Those who aren't hanging on to Yahoo stock may not have been paying attention when their stock price tumbled this past July, and again in September. Both tumbles, which it's since recovered from, had to do with news regarding the Chinese web behemoth Alibaba, which Yahoo cannily got an early stake in back in 2005.
In July, as recounted in a great new piece by Nicholas Carlson in the New York Times Magazine, Forbes blogger and respected hedge-fund manager Eric Jackson published a blog post in which he laid out the case for why one of the big four tech companies, Google, Facebook, Apple, or Microsoft, should buy Yahoo. In it he publicized Yahoo's stake in Alibaba, valuing it at $37 billion at the time, and discussed how Yahoo's core businesses were actually probably all a write-off of about $4 billion, giving the company a $33 billion overall valuation. This means that any company, including Alibaba itself, could come along and buy up all of Yahoo, getting its core businesses and assets essentially for free. Or, Yahoo could join forces with AOL, which is doing a bit better financially though is valued much less at this point, streamline itself, and live out its latter days making some respectable ad revenue.
Active shareholders in Yahoo have been sounding alarms about Mayer's leadership of the company for many months now, and that's kind of what the NYT piece is about. Talking with current and former employees, it paints a picture of Mayer as an inconsiderate, indecisive, and much disliked CEO who may be in over her head. She's tried to bolster Yahoo's profile as a mobile apps maker in order to turn it into a "product company" like Apple, meanwhile spending many millions of dollars hiring people like Katie Couric to bolster the content side of the business, which doesn't seem to have gotten Yahoo anywhere.
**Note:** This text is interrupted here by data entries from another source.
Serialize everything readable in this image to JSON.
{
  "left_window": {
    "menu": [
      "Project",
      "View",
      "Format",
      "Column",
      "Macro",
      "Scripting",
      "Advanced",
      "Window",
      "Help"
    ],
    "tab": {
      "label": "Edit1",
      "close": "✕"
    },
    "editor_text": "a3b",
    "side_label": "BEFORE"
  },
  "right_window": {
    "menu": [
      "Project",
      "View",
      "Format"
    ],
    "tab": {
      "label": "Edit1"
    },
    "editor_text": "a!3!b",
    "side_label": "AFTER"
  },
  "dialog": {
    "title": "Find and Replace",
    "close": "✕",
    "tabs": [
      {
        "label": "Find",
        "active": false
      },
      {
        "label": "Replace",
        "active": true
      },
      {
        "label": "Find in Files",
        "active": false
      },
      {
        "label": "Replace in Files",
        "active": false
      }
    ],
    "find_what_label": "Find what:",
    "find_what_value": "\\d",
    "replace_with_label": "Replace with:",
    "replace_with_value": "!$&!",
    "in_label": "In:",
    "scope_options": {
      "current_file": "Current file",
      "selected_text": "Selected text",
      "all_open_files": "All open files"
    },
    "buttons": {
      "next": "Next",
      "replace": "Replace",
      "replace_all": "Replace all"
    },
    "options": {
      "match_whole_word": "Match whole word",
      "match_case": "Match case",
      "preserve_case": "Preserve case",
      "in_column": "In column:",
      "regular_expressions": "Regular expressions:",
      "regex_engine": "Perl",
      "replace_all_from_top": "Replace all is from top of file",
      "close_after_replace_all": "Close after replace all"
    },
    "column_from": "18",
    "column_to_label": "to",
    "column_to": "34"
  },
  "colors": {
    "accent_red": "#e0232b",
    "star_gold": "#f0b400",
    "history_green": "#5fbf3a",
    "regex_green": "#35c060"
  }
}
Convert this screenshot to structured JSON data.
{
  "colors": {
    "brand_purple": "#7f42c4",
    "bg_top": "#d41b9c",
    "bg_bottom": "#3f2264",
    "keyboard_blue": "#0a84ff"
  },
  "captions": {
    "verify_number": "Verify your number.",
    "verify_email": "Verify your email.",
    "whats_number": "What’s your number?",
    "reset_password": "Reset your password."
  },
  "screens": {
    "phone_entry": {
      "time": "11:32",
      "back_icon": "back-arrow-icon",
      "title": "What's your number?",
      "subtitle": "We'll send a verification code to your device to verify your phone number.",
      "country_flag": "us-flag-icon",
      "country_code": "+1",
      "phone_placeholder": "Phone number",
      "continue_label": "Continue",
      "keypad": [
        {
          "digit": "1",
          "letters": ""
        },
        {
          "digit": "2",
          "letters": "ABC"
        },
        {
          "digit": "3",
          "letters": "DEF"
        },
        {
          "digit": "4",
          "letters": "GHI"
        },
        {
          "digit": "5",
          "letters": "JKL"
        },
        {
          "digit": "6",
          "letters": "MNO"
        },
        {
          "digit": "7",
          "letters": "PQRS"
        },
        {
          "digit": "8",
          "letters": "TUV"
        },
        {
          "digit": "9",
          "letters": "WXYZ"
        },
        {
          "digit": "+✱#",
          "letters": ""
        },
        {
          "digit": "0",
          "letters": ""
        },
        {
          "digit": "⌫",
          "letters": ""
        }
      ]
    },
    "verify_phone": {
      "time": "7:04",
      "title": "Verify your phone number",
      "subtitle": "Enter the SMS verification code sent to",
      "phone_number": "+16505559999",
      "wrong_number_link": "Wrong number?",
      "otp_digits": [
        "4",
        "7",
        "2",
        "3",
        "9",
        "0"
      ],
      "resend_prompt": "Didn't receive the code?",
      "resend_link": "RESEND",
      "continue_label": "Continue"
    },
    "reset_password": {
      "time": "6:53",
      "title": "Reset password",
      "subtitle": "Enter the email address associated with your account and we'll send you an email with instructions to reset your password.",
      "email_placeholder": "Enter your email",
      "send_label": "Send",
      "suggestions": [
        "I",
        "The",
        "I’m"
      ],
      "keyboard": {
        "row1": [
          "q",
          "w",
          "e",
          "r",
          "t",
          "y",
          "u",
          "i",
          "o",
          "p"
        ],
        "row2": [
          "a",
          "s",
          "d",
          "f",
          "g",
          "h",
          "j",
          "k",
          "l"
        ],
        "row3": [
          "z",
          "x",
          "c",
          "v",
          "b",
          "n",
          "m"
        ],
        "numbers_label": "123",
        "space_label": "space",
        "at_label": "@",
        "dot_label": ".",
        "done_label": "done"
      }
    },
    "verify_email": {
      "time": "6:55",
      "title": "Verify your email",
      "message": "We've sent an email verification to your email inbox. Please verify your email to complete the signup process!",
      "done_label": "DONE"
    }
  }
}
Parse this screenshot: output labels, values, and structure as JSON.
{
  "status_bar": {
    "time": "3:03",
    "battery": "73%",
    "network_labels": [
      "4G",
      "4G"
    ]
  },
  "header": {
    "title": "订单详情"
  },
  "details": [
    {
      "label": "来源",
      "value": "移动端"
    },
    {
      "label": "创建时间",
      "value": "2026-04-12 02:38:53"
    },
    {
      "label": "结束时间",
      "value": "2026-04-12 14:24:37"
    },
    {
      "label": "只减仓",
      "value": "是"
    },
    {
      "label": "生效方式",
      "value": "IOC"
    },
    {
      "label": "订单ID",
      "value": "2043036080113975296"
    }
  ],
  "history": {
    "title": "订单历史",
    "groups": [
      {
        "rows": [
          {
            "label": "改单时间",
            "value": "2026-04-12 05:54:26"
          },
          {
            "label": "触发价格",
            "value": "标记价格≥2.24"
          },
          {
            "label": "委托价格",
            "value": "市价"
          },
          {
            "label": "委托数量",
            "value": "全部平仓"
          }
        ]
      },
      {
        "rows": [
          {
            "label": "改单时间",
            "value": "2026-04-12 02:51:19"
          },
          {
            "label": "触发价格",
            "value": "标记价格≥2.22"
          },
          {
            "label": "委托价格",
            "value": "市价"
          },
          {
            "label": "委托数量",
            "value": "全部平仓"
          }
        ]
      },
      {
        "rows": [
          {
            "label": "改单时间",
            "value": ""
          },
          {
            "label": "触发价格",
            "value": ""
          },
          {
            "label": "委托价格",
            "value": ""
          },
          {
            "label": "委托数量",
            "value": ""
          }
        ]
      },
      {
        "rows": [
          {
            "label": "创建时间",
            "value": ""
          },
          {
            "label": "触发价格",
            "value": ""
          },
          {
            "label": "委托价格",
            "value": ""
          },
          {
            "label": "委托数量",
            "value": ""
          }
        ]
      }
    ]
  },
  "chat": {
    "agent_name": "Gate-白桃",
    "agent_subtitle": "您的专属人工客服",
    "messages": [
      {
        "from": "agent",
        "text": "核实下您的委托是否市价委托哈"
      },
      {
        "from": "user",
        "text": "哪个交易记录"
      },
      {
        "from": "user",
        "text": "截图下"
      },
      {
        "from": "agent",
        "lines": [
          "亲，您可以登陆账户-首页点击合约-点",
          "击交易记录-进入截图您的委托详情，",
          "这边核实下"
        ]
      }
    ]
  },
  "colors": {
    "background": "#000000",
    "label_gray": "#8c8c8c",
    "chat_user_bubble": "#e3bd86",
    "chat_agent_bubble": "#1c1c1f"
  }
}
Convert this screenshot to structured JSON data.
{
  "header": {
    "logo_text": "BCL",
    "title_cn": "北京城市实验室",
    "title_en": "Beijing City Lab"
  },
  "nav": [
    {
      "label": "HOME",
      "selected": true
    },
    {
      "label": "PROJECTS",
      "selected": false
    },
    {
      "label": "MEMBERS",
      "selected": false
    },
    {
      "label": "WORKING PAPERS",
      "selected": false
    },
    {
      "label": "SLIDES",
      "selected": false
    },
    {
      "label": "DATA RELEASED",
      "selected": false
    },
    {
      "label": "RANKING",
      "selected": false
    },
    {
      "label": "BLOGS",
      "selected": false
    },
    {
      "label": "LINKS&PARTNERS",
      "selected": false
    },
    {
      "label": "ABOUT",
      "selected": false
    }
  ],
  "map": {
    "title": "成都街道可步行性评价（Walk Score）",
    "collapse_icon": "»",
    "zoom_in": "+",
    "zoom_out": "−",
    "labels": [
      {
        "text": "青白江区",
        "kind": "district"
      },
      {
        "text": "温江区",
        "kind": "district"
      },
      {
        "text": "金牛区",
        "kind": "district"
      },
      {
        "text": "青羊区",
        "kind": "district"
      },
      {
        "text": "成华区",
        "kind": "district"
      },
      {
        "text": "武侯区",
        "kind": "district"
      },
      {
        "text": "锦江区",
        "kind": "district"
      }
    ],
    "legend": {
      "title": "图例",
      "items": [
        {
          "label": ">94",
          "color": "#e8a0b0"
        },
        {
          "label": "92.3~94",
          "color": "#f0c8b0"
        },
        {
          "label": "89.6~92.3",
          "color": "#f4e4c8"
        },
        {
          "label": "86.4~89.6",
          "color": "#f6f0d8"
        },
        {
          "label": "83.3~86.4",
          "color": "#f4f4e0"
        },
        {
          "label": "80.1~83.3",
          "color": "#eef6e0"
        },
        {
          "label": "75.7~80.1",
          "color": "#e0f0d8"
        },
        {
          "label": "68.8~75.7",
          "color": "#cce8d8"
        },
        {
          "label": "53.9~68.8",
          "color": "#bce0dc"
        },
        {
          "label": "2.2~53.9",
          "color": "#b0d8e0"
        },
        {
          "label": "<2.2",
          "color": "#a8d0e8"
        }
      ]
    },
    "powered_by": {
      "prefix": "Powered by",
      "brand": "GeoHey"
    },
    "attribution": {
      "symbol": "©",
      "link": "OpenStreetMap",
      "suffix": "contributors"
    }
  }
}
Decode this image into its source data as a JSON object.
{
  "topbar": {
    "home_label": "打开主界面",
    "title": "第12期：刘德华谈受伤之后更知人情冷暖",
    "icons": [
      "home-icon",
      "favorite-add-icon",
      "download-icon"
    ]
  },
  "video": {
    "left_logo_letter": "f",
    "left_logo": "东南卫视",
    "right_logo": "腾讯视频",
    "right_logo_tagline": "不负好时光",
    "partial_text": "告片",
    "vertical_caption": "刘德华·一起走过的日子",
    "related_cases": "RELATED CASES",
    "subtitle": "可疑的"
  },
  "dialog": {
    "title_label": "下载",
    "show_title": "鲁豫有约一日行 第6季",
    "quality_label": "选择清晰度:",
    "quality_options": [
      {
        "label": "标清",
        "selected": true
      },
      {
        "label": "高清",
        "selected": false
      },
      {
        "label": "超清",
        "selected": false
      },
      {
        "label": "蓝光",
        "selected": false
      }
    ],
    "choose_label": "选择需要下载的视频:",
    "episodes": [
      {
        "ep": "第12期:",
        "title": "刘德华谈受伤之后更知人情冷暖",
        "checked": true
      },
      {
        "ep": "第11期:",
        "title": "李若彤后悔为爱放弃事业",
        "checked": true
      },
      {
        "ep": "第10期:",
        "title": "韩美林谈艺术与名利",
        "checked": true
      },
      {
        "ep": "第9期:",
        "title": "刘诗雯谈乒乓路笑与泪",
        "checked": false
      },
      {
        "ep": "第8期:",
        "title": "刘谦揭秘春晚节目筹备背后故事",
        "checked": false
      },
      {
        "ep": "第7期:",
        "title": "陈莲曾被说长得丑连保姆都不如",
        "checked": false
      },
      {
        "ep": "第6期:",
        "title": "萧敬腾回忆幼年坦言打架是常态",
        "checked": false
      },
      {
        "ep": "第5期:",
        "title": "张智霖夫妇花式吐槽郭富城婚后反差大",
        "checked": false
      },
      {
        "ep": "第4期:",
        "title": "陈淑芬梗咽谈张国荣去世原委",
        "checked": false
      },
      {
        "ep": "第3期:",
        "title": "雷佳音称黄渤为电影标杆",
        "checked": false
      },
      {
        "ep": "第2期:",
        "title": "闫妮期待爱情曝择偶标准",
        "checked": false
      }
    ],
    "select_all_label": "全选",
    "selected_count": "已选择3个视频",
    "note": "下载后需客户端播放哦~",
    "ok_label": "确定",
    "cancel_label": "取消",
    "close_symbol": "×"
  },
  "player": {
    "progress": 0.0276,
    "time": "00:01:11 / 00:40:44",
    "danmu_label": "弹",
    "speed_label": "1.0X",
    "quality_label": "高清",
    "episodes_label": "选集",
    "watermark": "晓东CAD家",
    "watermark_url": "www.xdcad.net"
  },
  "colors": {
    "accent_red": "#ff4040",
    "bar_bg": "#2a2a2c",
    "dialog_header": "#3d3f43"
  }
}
Also, a fellow Google alum Tim Armstrong, in his role as CEO of AOL, has at least made that hobbling Web 1.0 company minorly profitable, which is more than people can say for Mayer in her first two years at Yahoo.
Long story short: Mayer still has an uphill battle to gain shareholder trust, this Forbes guy still thinks Yahoo stock could go way up next year, but the NYT thinks Yahoo might just have lived out its best days and should stop wasting its money trying to be relevant again. "For Yahoo, embracing its maturity means settling for a business that earns close to $1 billion in profit every year," they suggest. "For a company that started out as 'Jerry and David’s Guide to the World Wide Web,' that’s not a bad way to grow old."